An earthshaking event for a marriage can be discussing whether to have your first baby. Not to mention actually adding a child to the mix.
Going from two in the family to three is one of those “forever” changes.
You as a couple will always be connected, no matter what happens to your relationship. So, beginning to discuss adding a baby to the mix can raise questions about the state of your marriage:

  • Is our marriage healthy enough, strong enough, and happy enough to support a baby?
  • How will we maintain our marriage during pregnancy and after a baby is born?
  • Do we have confidence in our ability to be cooperative parents?
  • Are we willing to sacrifice some of what gets our time and attention now, and give it to a baby instead?

Sometimes couples faced with these types of questions experience a crisis of confidence in their marriage. Couples can benefit from a marital strengthening process during this time.
Some actions that can help are:
Re-visiting positive memories from your courtship and early marriage. These memories will help to strengthen your feelings of love towards one another and help you be united.
Taking a weekend marriage workshop or a series of evening classes. Also consider getting a marriage check-up assessment done with coaching for areas that need strengthening. Every marriage has room to grow, and before adding children is a great time to deepen your knowledge and build your skills. You can learn to communicate better, express love more effectively, and manage differences. This time of education and learning will give you ideas to apply during pregnancy and the early years of your child’s life.
Going away for a romantic weekend. Sometimes it helps to be in a different environment for in-depth conversations. Time away can give you the perspectives that you need about your importance to one another.

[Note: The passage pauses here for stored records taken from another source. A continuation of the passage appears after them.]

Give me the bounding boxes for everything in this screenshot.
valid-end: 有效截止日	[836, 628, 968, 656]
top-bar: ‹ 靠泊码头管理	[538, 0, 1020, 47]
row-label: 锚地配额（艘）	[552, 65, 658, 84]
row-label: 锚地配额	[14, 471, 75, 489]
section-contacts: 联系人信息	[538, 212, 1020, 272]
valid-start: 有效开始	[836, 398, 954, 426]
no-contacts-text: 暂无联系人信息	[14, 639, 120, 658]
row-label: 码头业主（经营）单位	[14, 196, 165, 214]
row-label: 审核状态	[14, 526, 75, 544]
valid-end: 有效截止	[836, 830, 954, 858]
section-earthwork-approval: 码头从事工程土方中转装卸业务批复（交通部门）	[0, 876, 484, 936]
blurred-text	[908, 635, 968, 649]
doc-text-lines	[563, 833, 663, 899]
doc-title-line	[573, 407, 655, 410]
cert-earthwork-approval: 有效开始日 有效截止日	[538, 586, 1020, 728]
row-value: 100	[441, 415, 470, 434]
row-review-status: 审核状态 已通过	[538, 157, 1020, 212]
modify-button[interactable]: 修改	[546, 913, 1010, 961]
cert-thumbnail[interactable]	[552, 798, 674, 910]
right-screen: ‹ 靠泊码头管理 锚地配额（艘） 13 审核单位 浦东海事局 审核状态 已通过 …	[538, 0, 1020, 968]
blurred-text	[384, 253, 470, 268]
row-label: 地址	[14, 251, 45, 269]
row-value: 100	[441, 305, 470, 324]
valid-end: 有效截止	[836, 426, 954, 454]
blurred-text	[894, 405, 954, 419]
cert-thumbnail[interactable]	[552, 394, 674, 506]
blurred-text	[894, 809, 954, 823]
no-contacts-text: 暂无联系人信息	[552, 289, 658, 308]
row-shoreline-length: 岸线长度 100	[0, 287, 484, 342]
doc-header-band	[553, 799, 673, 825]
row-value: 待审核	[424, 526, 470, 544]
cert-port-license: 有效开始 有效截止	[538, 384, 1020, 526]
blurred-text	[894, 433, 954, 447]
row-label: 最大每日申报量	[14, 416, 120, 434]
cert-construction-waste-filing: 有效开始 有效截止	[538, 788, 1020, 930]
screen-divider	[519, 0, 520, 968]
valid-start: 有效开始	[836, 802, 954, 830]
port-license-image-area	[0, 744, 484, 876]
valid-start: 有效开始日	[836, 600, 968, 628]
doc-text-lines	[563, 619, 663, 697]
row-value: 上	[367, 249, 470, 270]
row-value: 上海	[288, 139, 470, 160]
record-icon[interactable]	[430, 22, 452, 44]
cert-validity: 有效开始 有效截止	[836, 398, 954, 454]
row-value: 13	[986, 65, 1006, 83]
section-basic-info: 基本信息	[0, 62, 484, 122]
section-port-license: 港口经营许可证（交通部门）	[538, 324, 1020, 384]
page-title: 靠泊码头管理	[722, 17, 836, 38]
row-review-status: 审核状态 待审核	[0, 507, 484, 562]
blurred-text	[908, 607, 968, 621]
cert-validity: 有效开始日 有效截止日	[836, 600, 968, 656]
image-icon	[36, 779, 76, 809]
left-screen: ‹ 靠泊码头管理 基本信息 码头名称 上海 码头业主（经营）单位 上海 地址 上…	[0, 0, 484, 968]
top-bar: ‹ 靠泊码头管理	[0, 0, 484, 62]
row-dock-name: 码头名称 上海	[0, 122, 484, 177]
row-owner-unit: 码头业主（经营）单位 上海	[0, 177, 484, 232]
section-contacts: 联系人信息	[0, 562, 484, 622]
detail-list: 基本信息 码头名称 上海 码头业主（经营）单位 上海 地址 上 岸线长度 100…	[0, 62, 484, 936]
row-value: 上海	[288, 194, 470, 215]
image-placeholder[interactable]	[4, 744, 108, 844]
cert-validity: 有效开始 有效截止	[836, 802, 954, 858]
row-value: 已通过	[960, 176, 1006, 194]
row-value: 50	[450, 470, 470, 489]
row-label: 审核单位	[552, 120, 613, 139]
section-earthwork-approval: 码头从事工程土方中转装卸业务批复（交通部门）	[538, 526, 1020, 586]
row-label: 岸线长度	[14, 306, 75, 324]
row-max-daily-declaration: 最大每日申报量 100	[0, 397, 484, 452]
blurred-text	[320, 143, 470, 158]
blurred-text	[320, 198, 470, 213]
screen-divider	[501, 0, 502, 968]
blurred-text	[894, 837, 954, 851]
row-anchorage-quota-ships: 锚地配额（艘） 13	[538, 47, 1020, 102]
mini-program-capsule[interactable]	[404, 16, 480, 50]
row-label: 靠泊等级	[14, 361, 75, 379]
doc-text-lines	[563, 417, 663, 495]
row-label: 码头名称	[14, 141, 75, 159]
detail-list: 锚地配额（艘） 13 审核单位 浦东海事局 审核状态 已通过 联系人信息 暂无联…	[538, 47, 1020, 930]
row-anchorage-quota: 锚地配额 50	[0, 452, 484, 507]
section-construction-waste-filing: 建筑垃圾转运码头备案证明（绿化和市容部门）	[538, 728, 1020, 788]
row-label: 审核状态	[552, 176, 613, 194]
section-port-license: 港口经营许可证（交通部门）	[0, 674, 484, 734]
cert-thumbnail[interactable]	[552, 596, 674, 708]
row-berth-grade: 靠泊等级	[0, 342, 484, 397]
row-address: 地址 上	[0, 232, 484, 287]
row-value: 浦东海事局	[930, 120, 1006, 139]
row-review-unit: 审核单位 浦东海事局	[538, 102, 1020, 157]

Talking to another couple who has successfully negotiated this challenge.  Definitely look around to see what your support system is. You might be surprised to find out your friends or family members have gone through a similar situation and can encourage you or give you helpful advice.
Learning how you will parent together. If you are having doubts about your ability to parent together, it would be good to seek parenting education classes and books to discuss. Look after someone’s children together and assess the experience. The more harmonious you are in rearing your children, the happier your home will be.
Taking the time needed for family. If your time commitments feel overwhelming and very important now, you may question the choice to have a child. You may be thinking that it is just too much to take on. Do some visioning together of your future and what having and rearing a child will be like. Go to the future and imagine having grandchildren and companionship as you age. What can you do with the work and community service responsibilities you have now? Can you delegate some of them? Re-negotiate the time commitments? What can you do to put your marriage and family higher on the priority list?
Don’t panic if you start to feel uncertain about having a child together.
Take these positive steps forward to a happy marriage and family.